Open GoogleCodeExporter opened 9 years ago

GoogleCodeExporter commented 9 years ago
What steps will reproduce the problem?
1. Install the attached script (that expects to modify an object created in the 
onload() event).
2. Navigate to https://online.hbs.net.au/HBSV45/NTV45.ASP?WCI=entry
3. Go Back, then Forward.

What is the expected output? What do you see instead?
The keyboard should be hidden (though it may briefly become visible). With 
Creammonkey 0.7 
this worked reliably. With GreaseKit this is not reliable. (Re)loading the page 
seems to run the 
script before the onload() event most of the time. Going Back then Forward 
seems to run the 
script after the onload() event most of the time.

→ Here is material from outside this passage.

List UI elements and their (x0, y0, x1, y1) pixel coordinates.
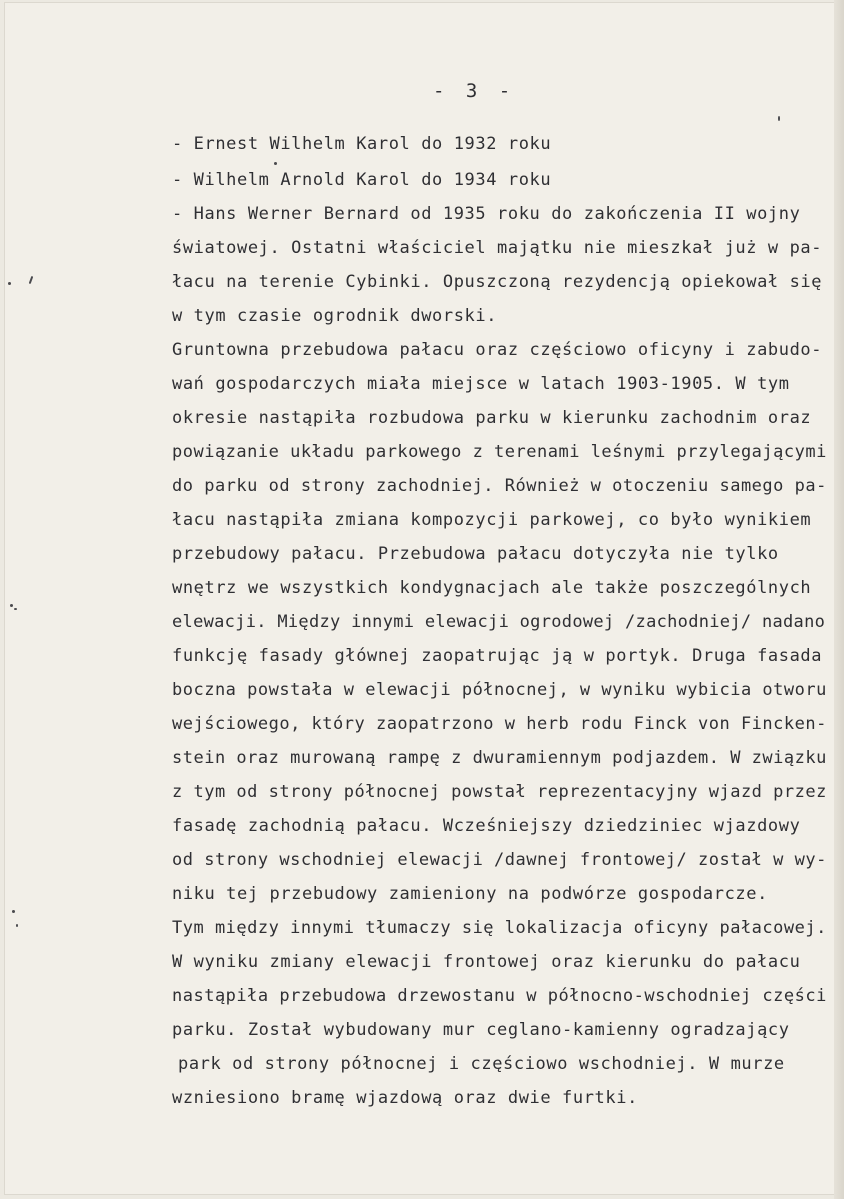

What version of the product are you using? On what operating system?
GreaseKit 1.3 on Safari 3.0.4 (whatever comes with Mac OS X 10.4.11).

Please provide any additional information below.
I had a look at the code and the problem seems to be caused by the call to
  [self evalScriptsInFrame: [webView mainFrame] force: NO];
in CMController -progressChanged. By commenting that line out, I could build a 
GreaseKit that 
operated the same way Creammonkey 0.7 did.

Original issue reported on code.google.com by a1291...@gmail.com on 4 Dec 2007 at 10:24

Attachments:

GoogleCodeExporter commented 9 years ago
[deleted comment]
GoogleCodeExporter commented 9 years ago
Thank you for reporting.

Original comment by kato.kaz...@gmail.com on 25 Dec 2007 at 1:46

GoogleCodeExporter commented 9 years ago
While investigating how Chrome handles userscripts I noticed that it loads 
scripts in a nondeterministic 
manner too. On a hunch, I checked and it seems the same code that works under 
Chrome works under 
GreaseKit.

The code is this:

if (document.readyState == "complete") {
    myfunc();
} else {
    window.addEventListener("load", myfunc, false);
}

When the onload() has already fired, document.readyState is set to "complete" 
so the script can do work 
straight away. Otherwise, the script knows to wait for onload to fire.

Since scripts can be updated to deal with this non-deterministic loading and 
since it's required for scripts to 
run under Chrome I suspect this bug should be closed as wontfix.